The other two nodded quickly. They were in heart-felt agreement.

Aleko smiled. ‘Leave everything to me,’ he said.

At the next meeting Pazar did not appear and Aleko announced briefly that he had committed suicide in his room, that the body would be left for the police to find, and that, as his services had never really been necessary, no Brother would be sought to replace him.

It was on the day after that meeting that I arrived.

I presented a serious problem to the harassed Pashik. To have someone in and about his office, poking and prying, hampering his movements, possibly endangering his neutral relations with the Propaganda Ministry — that was bad enough. To have someone directly concerned with him in contact with Petlarov was alarming, for who knew what that might not suggest to Brankovitch? He had already recognized and been recognized by Sibley, whom he remembered as one of the intelligence officers who could know his story.

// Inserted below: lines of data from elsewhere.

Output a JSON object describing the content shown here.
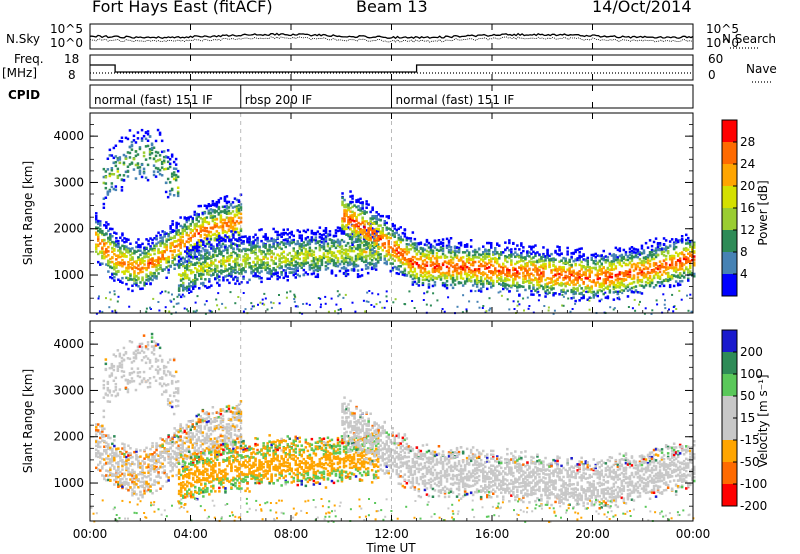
{
  "header": {
    "title": "Fort Hays East (fitACF)",
    "beam": "Beam 13",
    "date": "14/Oct/2014"
  },
  "top_panels": {
    "nsky_label": "N.Sky",
    "nsearch_label": "N.Search",
    "nsky_ticks": [
      "10^5",
      "10^0"
    ],
    "nsearch_ticks": [
      "10^5",
      "10^0"
    ],
    "freq_label_line1": "Freq.",
    "freq_label_line2": "[MHz]",
    "freq_ticks": [
      "18",
      "8"
    ],
    "nave_label": "Nave",
    "nave_ticks": [
      "60",
      "0"
    ],
    "cpid_label": "CPID",
    "cpid_segments": [
      {
        "label": "normal (fast) 151 IF",
        "start_hr": 0,
        "end_hr": 6
      },
      {
        "label": "rbsp 200 IF",
        "start_hr": 6,
        "end_hr": 12
      },
      {
        "label": "normal (fast) 151 IF",
        "start_hr": 12,
        "end_hr": 24
      }
    ]
  },
  "power_panel": {
    "ylabel": "Slant Range [km]",
    "yticks": [
      "4000",
      "3000",
      "2000",
      "1000"
    ],
    "colorbar_label": "Power [dB]",
    "colorbar_ticks": [
      "28",
      "24",
      "20",
      "16",
      "12",
      "8",
      "4"
    ],
    "colorbar_colors": [
      "#ff0000",
      "#ff6a00",
      "#ffa500",
      "#d4e000",
      "#9acd32",
      "#2e8b57",
      "#4682b4",
      "#0000ff"
    ]
  },
  "velocity_panel": {
    "ylabel": "Slant Range [km]",
    "yticks": [
      "4000",
      "3000",
      "2000",
      "1000"
    ],
    "colorbar_label": "Velocity [m s⁻¹]",
    "colorbar_ticks": [
      "200",
      "100",
      "50",
      "15",
      "-15",
      "-50",
      "-100",
      "-200"
    ],
    "colorbar_colors": [
      "#1a1acd",
      "#2e8b57",
      "#5ac85a",
      "#c8c8c8",
      "#c8c8c8",
      "#ffa500",
      "#ff6a00",
      "#ff0000"
    ]
  },
  "xaxis": {
    "label": "Time UT",
    "ticks": [
      "00:00",
      "04:00",
      "08:00",
      "12:00",
      "16:00",
      "20:00",
      "00:00"
    ]
  },
  "chart_data": {
    "type": "heatmap",
    "title": "Fort Hays East (fitACF)",
    "xlabel": "Time UT",
    "ylabel": "Slant Range [km]",
    "xlim_hours": [
      0,
      24
    ],
    "ylim_km": [
      180,
      4500
    ],
    "frequency_mhz": {
      "x_hours": [
        0,
        1,
        1,
        13,
        13,
        24
      ],
      "values": [
        14,
        14,
        10.5,
        10.5,
        14,
        14
      ]
    },
    "power_db_range": [
      0,
      30
    ],
    "velocity_range": [
      -200,
      200
    ],
    "series": [
      {
        "name": "Power",
        "unit": "dB"
      },
      {
        "name": "Velocity",
        "unit": "m s-1"
      }
    ],
    "echo_bands": [
      {
        "x_hours": [
          0.2,
          1.0,
          2.0,
          3.0,
          4.5,
          6.0
        ],
        "range_km": [
          1800,
          1350,
          1150,
          1500,
          2000,
          2200
        ],
        "power_db": 24,
        "velocity": -5
      },
      {
        "x_hours": [
          3.5,
          5.0,
          7.0,
          9.0,
          10.5,
          11.5
        ],
        "range_km": [
          1000,
          1300,
          1400,
          1450,
          1500,
          1550
        ],
        "power_db": 16,
        "velocity": -40
      },
      {
        "x_hours": [
          10.0,
          11.0,
          12.0,
          13.0,
          16.0,
          18.0,
          20.0,
          22.0,
          24.0
        ],
        "range_km": [
          2300,
          2000,
          1600,
          1250,
          1150,
          1050,
          950,
          1100,
          1400
        ],
        "power_db": 26,
        "velocity": 0
      },
      {
        "x_hours": [
          0.5,
          1.5,
          2.5,
          3.5
        ],
        "range_km": [
          3000,
          3500,
          3600,
          2900
        ],
        "power_db": 14,
        "velocity": 0
      }
    ]
  }
}
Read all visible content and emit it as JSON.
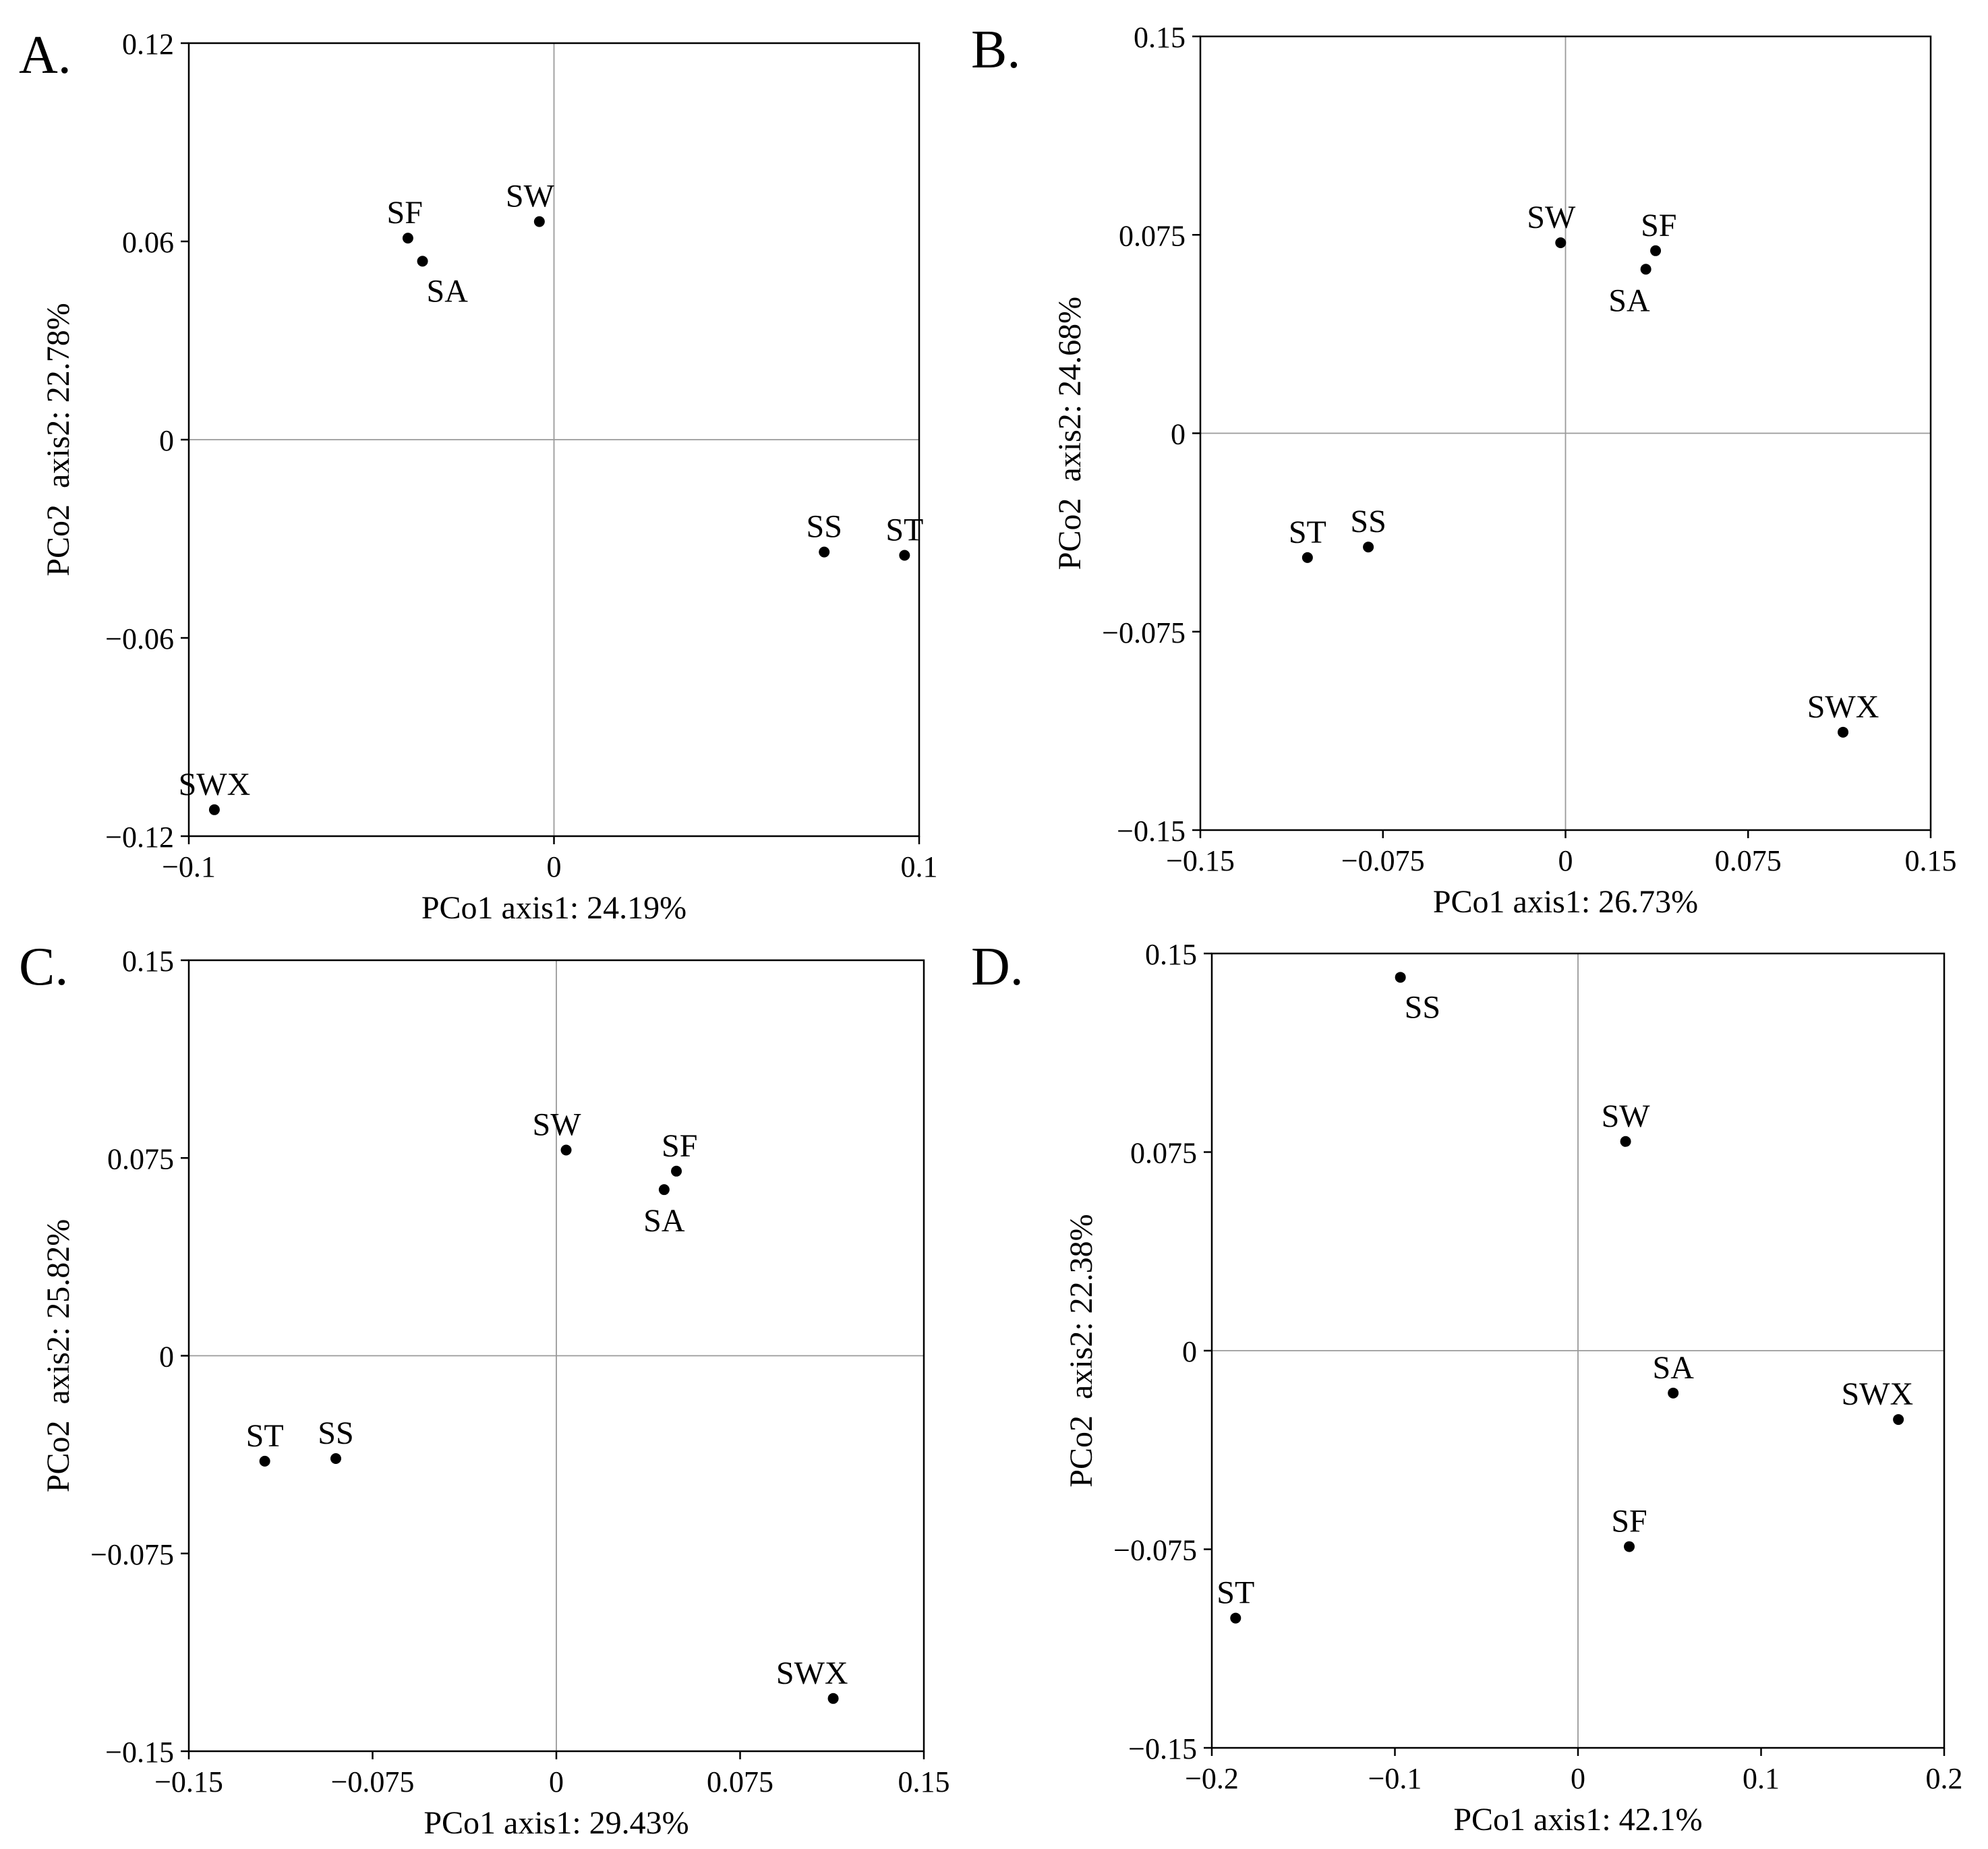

Sibley knew me. Another potential danger. Especially as I was inquisitive. My interview with Madame Deltchev threw him into a panic. The night he learned of it, he faced Aleko with his gun in his pocket instead of in his briefcase. But nothing unusual happened at that meeting. It was after it that Aleko took him aside, gave him a wad of papers, and asked him to put them in Pazar’s room to ‘mislead’ the police who found them. Pashik guessed that Brankovitch wished to take the opportunity afforded by Pazar’s death of planting further incriminating evidence against Deltchev. When he got to Pazar’s room, he found me there.

His dilemma was awful. I could be explained in several ways. I was telling him the truth or I was lying. But even if I was telling the truth I might still be an unwitting agent of Brankovitch’s and this might be a trap to catch him out. On the other hand, I was doing work for one of the American clients and was therefore under the protection of the Pan-Eurasian Press Service. If this was a trap, then the only safe thing to do was to take me to Aleko for questioning. If it was not a trap, however, he might be taking the representative of an American client to his death.